Determine what prerequisite classes and/or recommended courses you need in order to apply. You can check the prerequisites for U of M programs directly from our website. Otherwise, be sure to contact each school to make sure you know their requirements.

Admissions Test

Admissions Test

Determine if you need to take an admission test (i.e. GRE, MCAT, DAT, PCAT, etc). Learn when and where the tests are administered. Register early, if applicable.

Application

Application

Understand each school's application process and deadlines. Many programs, such as medicine, dentistry, pharmacy, and public health have centralized application services. Be sure to double check application deadlines. It is always a good idea to submit your application prior to the application deadline, as many programs will review applications as they arrive.

Personal Statement

Personal Statement

Determine if the program you are applying to requires a personal statement. Complete the Personal Statements for a Health Program online workshop, which includes a review of your draft statement by a Health Careers Center consultant. Use the Center for Writing’s Student Writing Support as an additional resource.

Letters of Recommendation

Letters of Recommendation

If your application requires letters of recommendation, consider people such as faculty members, work supervisors, your academic advisor, internship or volunteer supervisors - in other words, people who know you well and who could assess your potential for a career in healthcare. Be sure to give them several weeks in advance to prepare your letter. If you are a University of Minnesota, Twin Cities undergraduate, you can use the Recommendation Letter Service to store and send out your letters.

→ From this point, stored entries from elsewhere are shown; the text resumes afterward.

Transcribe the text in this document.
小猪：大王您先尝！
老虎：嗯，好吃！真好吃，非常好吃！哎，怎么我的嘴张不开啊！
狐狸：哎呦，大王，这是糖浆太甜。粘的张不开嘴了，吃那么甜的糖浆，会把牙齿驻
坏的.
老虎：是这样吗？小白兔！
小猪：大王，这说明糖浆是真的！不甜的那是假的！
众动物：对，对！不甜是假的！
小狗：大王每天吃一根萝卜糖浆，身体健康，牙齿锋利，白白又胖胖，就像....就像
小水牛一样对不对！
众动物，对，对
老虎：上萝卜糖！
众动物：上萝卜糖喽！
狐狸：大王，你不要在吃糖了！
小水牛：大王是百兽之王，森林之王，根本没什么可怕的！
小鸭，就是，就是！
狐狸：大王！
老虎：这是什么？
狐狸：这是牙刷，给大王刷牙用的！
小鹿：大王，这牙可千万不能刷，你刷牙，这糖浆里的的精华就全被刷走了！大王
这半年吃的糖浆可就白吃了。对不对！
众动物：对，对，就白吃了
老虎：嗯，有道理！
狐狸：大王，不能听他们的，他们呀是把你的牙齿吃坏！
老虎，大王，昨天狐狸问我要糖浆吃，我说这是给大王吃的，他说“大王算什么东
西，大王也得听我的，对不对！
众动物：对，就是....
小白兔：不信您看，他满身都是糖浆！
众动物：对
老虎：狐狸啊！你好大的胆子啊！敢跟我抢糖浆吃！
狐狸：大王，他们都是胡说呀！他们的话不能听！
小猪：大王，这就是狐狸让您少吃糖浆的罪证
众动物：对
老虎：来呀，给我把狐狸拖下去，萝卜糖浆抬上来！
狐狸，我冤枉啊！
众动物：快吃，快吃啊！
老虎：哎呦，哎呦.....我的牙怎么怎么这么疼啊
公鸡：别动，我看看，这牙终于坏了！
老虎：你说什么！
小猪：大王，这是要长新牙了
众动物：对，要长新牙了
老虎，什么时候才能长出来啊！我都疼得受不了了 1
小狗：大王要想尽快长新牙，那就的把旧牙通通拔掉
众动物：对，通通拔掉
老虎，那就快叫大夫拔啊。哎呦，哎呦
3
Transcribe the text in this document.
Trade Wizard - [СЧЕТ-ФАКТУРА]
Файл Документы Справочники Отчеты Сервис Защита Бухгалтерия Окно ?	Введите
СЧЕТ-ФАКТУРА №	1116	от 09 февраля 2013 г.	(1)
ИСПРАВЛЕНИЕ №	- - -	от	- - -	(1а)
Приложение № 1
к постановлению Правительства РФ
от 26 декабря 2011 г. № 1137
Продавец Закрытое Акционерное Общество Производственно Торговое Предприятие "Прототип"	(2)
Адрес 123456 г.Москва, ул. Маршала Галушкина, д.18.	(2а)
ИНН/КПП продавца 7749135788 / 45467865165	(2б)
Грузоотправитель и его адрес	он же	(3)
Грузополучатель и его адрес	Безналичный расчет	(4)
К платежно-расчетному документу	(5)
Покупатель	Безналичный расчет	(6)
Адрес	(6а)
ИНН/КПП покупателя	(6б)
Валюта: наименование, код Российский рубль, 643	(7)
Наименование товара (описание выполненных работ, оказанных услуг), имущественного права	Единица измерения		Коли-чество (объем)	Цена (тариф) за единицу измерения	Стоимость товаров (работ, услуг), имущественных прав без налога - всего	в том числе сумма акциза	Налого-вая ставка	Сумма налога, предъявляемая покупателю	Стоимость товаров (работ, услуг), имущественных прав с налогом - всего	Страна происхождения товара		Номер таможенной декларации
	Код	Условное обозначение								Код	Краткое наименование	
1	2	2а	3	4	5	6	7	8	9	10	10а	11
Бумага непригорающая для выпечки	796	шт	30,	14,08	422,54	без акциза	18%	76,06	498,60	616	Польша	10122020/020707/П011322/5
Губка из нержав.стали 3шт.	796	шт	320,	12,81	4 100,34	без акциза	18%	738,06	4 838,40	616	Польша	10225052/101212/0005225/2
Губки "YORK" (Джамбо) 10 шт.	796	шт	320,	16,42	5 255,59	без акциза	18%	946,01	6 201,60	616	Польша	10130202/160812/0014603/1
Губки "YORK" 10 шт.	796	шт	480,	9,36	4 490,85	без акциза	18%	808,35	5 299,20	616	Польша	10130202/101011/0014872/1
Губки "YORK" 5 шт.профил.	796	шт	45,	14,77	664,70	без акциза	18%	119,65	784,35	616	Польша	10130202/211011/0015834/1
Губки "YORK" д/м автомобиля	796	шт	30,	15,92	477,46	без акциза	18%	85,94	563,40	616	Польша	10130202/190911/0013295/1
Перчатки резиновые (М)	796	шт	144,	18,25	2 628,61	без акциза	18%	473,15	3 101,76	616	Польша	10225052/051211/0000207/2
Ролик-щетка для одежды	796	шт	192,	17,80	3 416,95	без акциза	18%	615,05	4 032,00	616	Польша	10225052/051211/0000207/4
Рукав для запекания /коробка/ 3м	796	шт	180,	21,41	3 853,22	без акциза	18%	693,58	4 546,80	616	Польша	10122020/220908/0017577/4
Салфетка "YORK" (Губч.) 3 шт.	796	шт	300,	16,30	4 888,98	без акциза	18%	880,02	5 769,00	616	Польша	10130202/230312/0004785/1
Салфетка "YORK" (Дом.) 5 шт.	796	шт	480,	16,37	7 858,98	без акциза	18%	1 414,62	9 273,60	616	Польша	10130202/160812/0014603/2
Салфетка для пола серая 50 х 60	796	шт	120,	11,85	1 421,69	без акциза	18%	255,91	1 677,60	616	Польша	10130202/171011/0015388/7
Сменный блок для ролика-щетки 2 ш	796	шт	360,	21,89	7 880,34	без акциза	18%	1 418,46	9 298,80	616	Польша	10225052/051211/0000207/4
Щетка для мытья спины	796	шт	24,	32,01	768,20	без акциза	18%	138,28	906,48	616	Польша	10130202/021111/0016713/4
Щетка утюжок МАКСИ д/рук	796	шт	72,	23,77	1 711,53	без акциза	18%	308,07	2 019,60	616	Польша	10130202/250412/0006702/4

Direct Patient Care Experience

Direct Patient Care Experience

All health professional programs strongly recommend work or volunteer experience in a direct patient setting such as a hospital, clinic, pharmacy, nursing home, assistive living environment, or other setting. Some programs, such as the Program in Physical Therapy at the University of Minnesota, require such experience. Direct patient experience gives you the opportunity to shadow specialists in different areas, learn about the broad scope of work in a discipline, and make connections to mentors. Plan to apply for volunteer positions as soon as your schedule permits and you can make a solid commitment to it. Do not wait until shortly before you submit your application to gain relevant experience.